Leveraging third party APIs is a great way to add features and functionality to your software products, but each one introduces new risks that need to be managed. Unexpected problems can lead to feature breakage, or even total outage - which means serious consequences for users and loss of revenue for your business. But with enough preparation, you can anticipate and solve these issues. Here are three things your software team needs to do when calling third-party APIs:
When calling a third-party API it is important to have basic visibility into:
- How many calls are being made
- How long those calls are taking
- How many errors are being returned from a call
- Headers and and bodies for requests and responses
Most API providers don’t give you this kind of visibility, but having the above records is critical for maintaining a robust and available service.
Many APIs enforce rate limits or quotas, which often go unnoticed while call volumes are low in development, but appear unexpectedly after going into production. Having visibility into the number of calls is also important to keep an eye on the health of the system. If calls drop to zero or suddenly spike, it could be an indication of a problem elsewhere that needs to be addressed.
Once a problem is noticed, an engineer will often need to inspect the call log to get to the root cause. If the problem has never been encountered before (for example a rate limit, expired credential or internal server error), an engineer will learn about this by inspecting the response body. If the body is not already recorded, they will need to add logging and do an emergency production deployment before being able to further diagnose the issue. Having comprehensive logging in place from the start will reduce the time to resolution and eliminate emergency build deployments.

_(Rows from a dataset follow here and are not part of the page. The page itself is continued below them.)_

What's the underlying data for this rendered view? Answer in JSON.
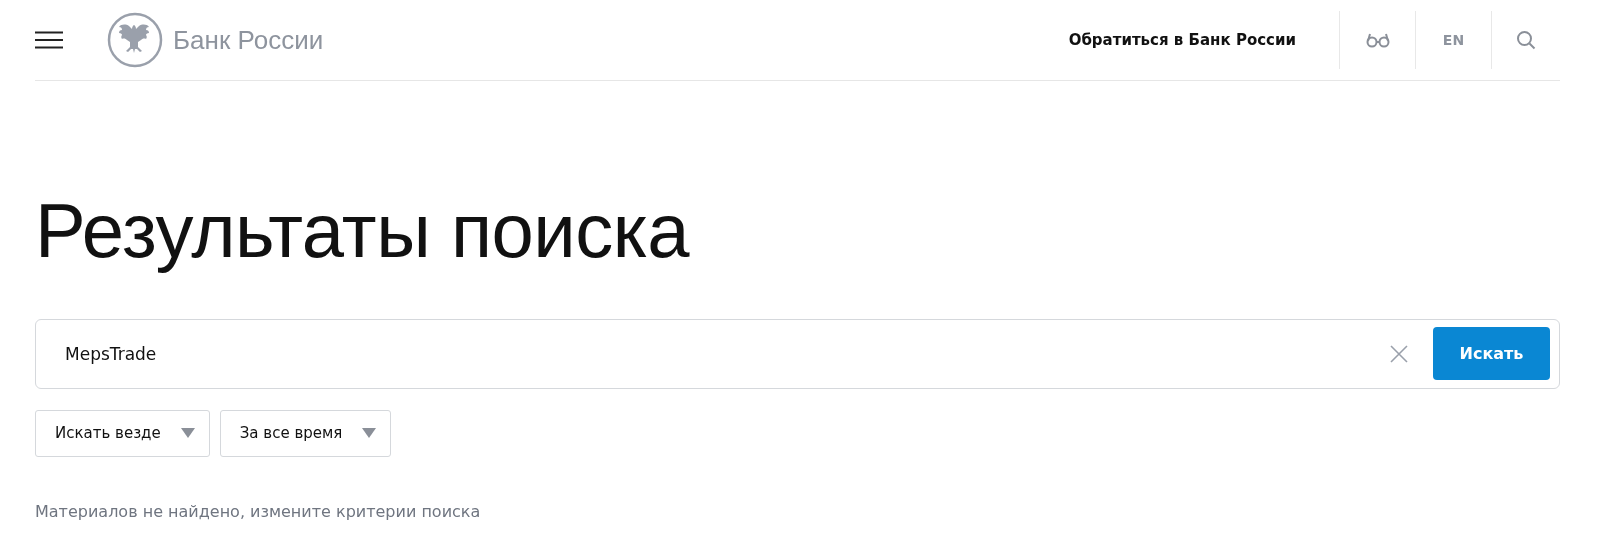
{
  "header": {
    "logo_text": "Банк России",
    "contact_link": "Обратиться в Банк России",
    "language": "EN"
  },
  "title": "Результаты поиска",
  "search": {
    "value": "MepsTrade",
    "button": "Искать"
  },
  "filters": [
    {
      "label": "Искать везде"
    },
    {
      "label": "За все время"
    }
  ],
  "message": "Материалов не найдено, измените критерии поиска"
}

Frequently, API providers will encounter service degradation resulting in increased call response times or intermittent errors. Once comprehensive logging is in place, it is important to create alerts so that issues are identified before they are reported by users. Without monitoring, many teams assume they are not having issues and are surprised to find that problems were simply going unnoticed.
At a minimum, alerts should be put in place for:
- 95th percentile latency above threshold
- Errors increased above threshold
Latency thresholds can be determined on a per-API basis, but a good default for most providers is one second. Errors are determined by the status code or a connection failure. Once these are logged, an alert should be created so you know as soon as one of your integrations is failing.
Automatic retries are often overlooked when an integration is first being developed. The calls work in development, but once they are deployed to production, intermittent failures are seen in application logs. API calls fail for many reasons, and can often be immediately retried successfully. Implementing an automatic retry around API calls that checks for retriable conditions can significantly reduce the impact of intermittent issues with API integrations.
Each API call should be wrapped in logic that:
- Makes the API call
- Checks for a retriable error
- Repeats the call up to a set number of times after a delay
It is important to think about the maximum number of retries and delay between each call. While a fixed delay between retries can be used, it is often preferable to use an exponential backoff, increasing the delay between calls. If exponential backoff is used, it is important to set a maximum delay as exponential functions grow very quickly.